A Rutgers-led team may have found the key to preventing Duchenne muscular dystrophy (DMD)-related heart disease, the leading cause of death in patients living with the disease.
The study, published in the Journal of Clinical Investigation (JCI), examined the role of Connexin-43 (Cx43), a protein that regulates heart function. The researchers found that Cx43 was dysfunctional in both human and mouse DMD hearts, so they modified the Cx43 protein in the hopes of alleviating heart disease. The researchers discovered that altering the Cx43 protein through a process called phosphorylation protected DMD mice against irregular heart beat and late-stage failure.
"For many DMD patients, the heart muscles gradually break down, leading to death. Our findings may help give hope to millions of patients," said study co-author Diego Fraidenraich, an assistant professor of Cell Biology and Molecular Medicine at Rutgers New Jersey Medical School.
"Medical advances have managed to slow down the disease progression in most muscles in the body, but there are yet to be any discoveries that target or prevent deterioration of the DMD heart, which remains the number one killer among these patients," said co-author Eric Himelman, a PhD candidate at Rutgers New Jersey Medical School. "Therapies based on our finding may help prolong the lives of muscular dystrophy and other heart disease patients."

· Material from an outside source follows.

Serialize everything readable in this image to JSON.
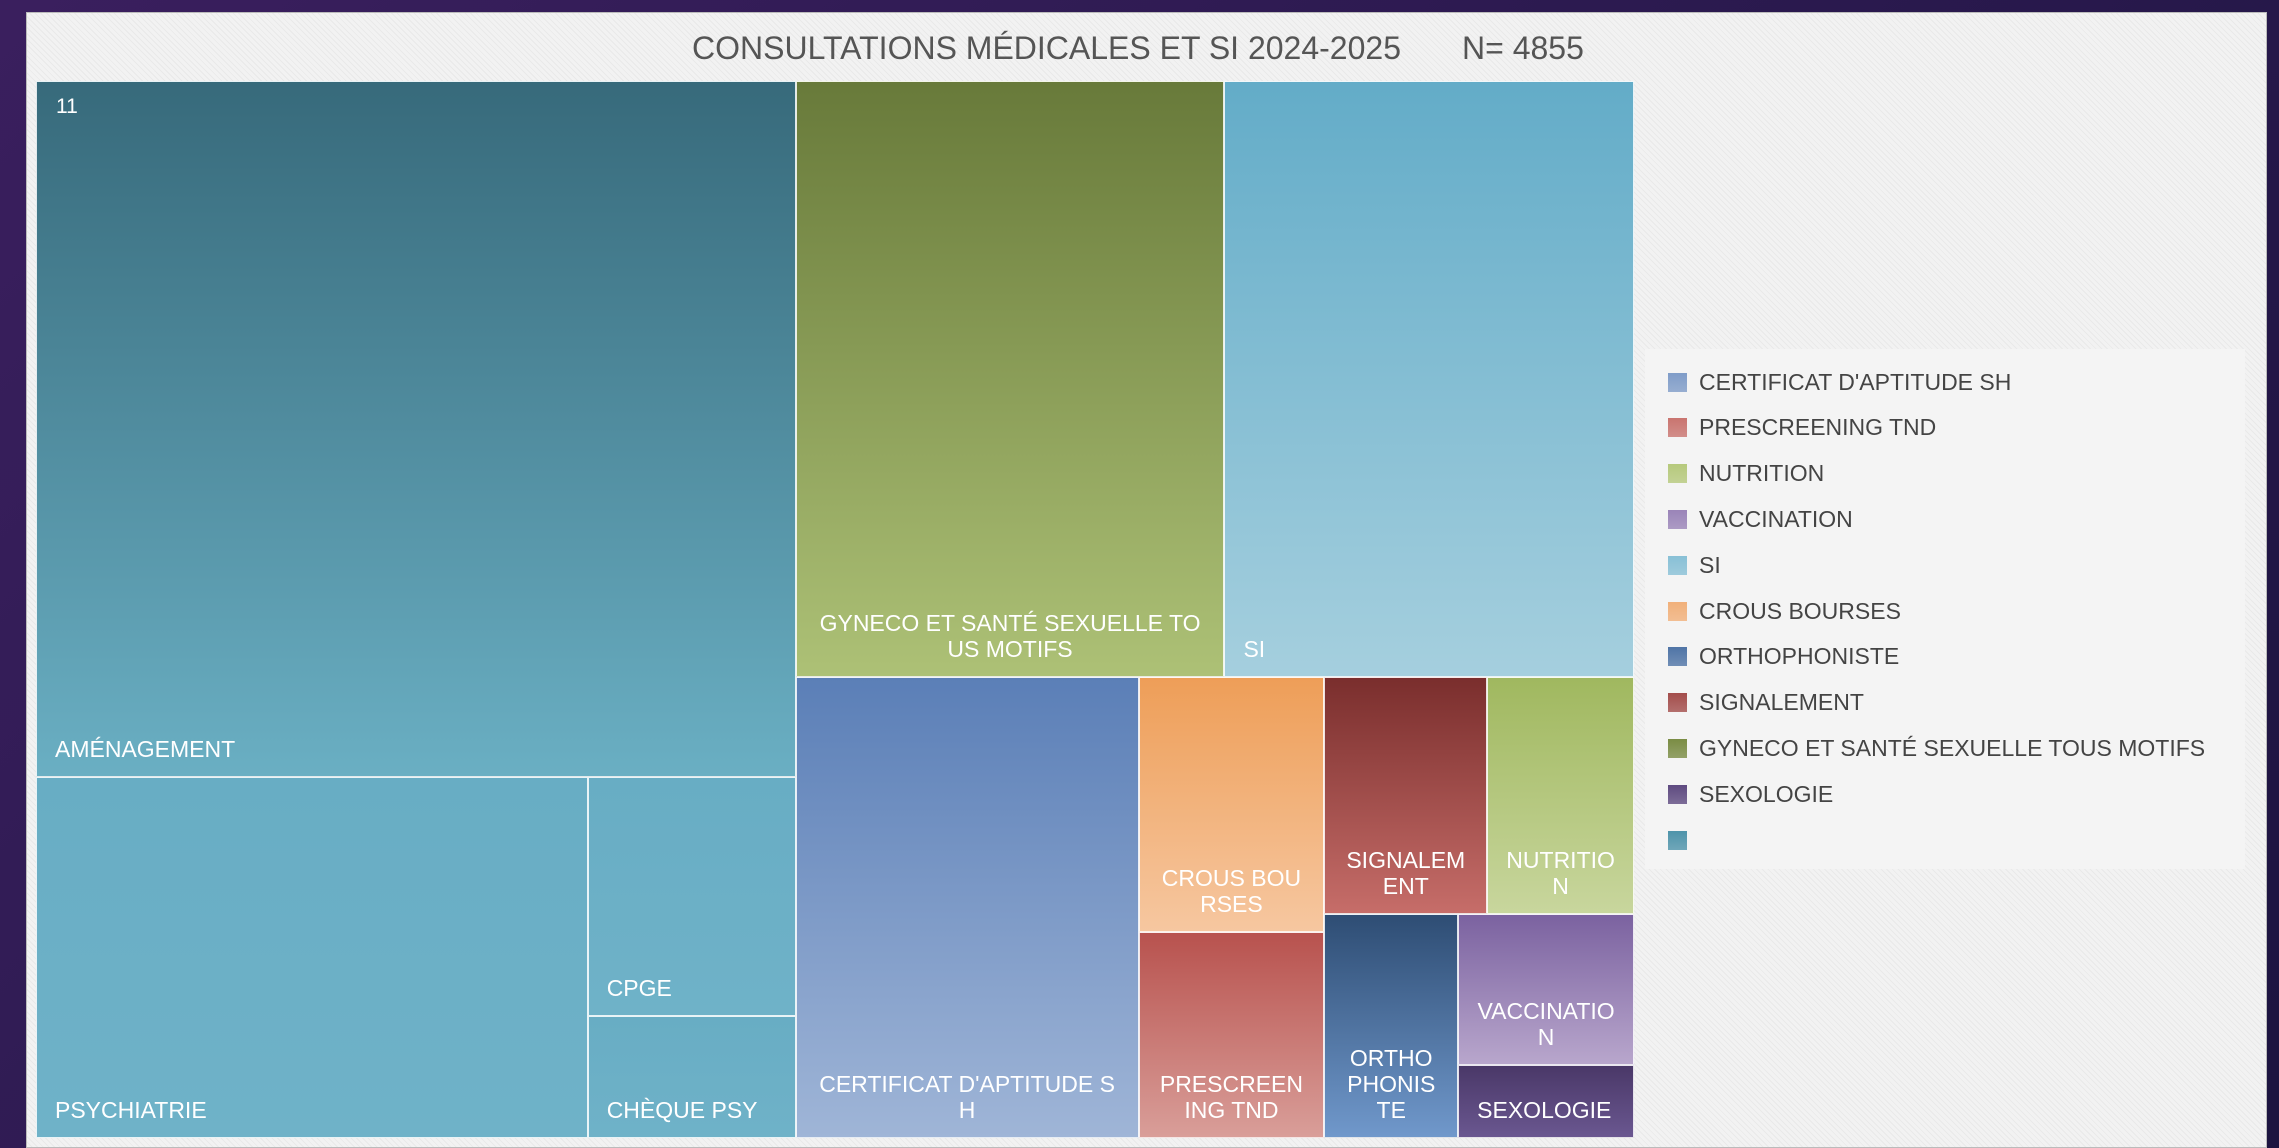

DMD, a genetic disorder characterized by progressive muscle degeneration, is the most common type of muscular dystrophy, affecting about one in 5,000 males and typically beginning at about age 4. The average life expectancy is 26.
These findings were simultaneously published together in JCI insight with another Rutgers-led study that examined Cx43 activity in the heart
Next steps include developing drugs that directly target Cx43 in DMD hearts, with a goal of potentially introducing clinical trials using Cx43 modification as a therapy for DMD patients.
The study was funded by the National Institutes of Health, the Muscular Dystrophy Association and the American Heart Association, and includes an interdisciplinary team of investigators with complementary expertise from Rutgers University, Fred Hutchinson Cancer Research Center, New York University and Baylor College of Medicine.